Former employee accused of $1M fraud at foster care agency

Danielle Ballantyne

The Winnipeg Police Service headquarters in downtown Winnipeg. Photo: APTN News file

A 46-year-old woman from Winnipeg is facing several charges related to a million-dollar fraud case at Shawenim Abinoojii Inc. (SAI) – an Indigenous-run foster care agency in Manitoba.

The Winnipeg Police Service (WPS) said it has charged Gwendolen Joyce Reid with fraud, forgery and theft.

Reid was the former finance manager at the agency, which provides home placement and support worker services to Southeast Child and Family Services.

“This is a very significant fraud,” said police spokesperson Rob Carver, who used to be an investigator in the fraud squad.

“We don’t normally see frauds into the seven figures in our investigations here.”

Carver said Reid, who is free on her own recognizance, is charged with fraud over $5,000, two counts of forgery, use of a forged document, theft over $5,000, unauthorized use of credit card data, and falsification of books and documents.

The charges against Reid have not been proven in court.

Carver said the agency alerted police to potential fraudulent transactions dating back to March 2016 and continuing until April 2019. The transactions include: fraudulent cheques totalling $743,110, fraudulent payroll transactions totalling $222,432, and unauthorized credit card charges and cash advances totalling $42,000.

Carver said “not much” of the $1,007,542 was recovered.

Suspected wrongdoing

Shawenim Abinoojii Inc. (SAI) executive director Jason Whitford confirmed the agency tipped police to suspected wrongdoing and provided its records for police to review.

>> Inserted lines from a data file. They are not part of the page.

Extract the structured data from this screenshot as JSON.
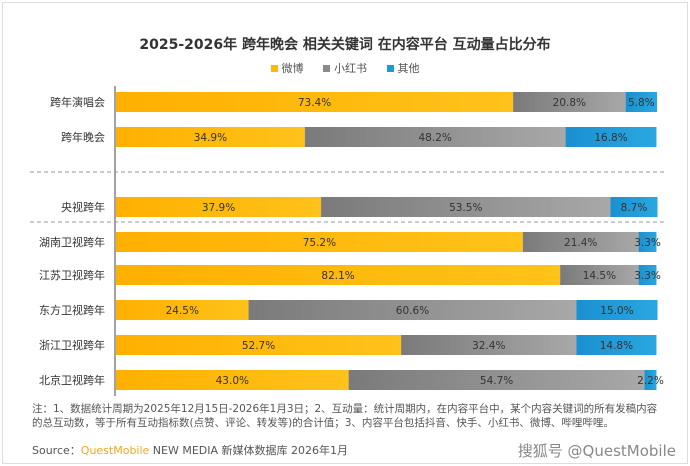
{
  "chart_data": {
    "type": "bar",
    "stacked": true,
    "orientation": "horizontal",
    "title": "2025-2026年 跨年晚会 相关关键词 在内容平台 互动量占比分布",
    "categories": [
      "跨年演唱会",
      "跨年晚会",
      "央视跨年",
      "湖南卫视跨年",
      "江苏卫视跨年",
      "东方卫视跨年",
      "浙江卫视跨年",
      "北京卫视跨年"
    ],
    "series": [
      {
        "name": "微博",
        "color": "#FFB800",
        "values": [
          73.4,
          34.9,
          37.9,
          75.2,
          82.1,
          24.5,
          52.7,
          43.0
        ]
      },
      {
        "name": "小红书",
        "color": "#8A8A8A",
        "values": [
          20.8,
          48.2,
          53.5,
          21.4,
          14.5,
          60.6,
          32.4,
          54.7
        ]
      },
      {
        "name": "其他",
        "color": "#1E9BD7",
        "values": [
          5.8,
          16.8,
          8.7,
          3.3,
          3.3,
          15.0,
          14.8,
          2.2
        ]
      }
    ],
    "unit": "%",
    "xlim": [
      0,
      100
    ],
    "legend": "top-center"
  },
  "footnote": "注：1、数据统计周期为2025年12月15日-2026年1月3日；2、互动量：统计周期内，在内容平台中，某个内容关键词的所有发稿内容的总互动数，等于所有互动指标数(点赞、评论、转发等)的合计值；3、内容平台包括抖音、快手、小红书、微博、哔哩哔哩。",
  "source": {
    "label": "Source：",
    "brand": "QuestMobile",
    "rest": " NEW MEDIA 新媒体数据库 2026年1月"
  },
  "watermark": "搜狐号 @QuestMobile"
}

“SAI has since worked in cooperation with the WPS from the period of April 2019 to November 2019,” he said in a statement emailed to APTN News.

The investigation took a toll on staff, Whitford added, noting the agency has filed an insurance claim to cover the losses.

The “investigation process have been a very challenging experience for the SAI organization…although SAI programming and services have maintained a high level of standard,” his statement added.

Whitford said the organization, whose name in Ojibway translates “to nurture-love the child,” has faith in the process.

“Our organization has confidence the justice system will bring accountability to this serious matter,” he said.

Reid was fired after alleged financial irregularities came to light.

“She was in a position of very high authority,” Carver noted.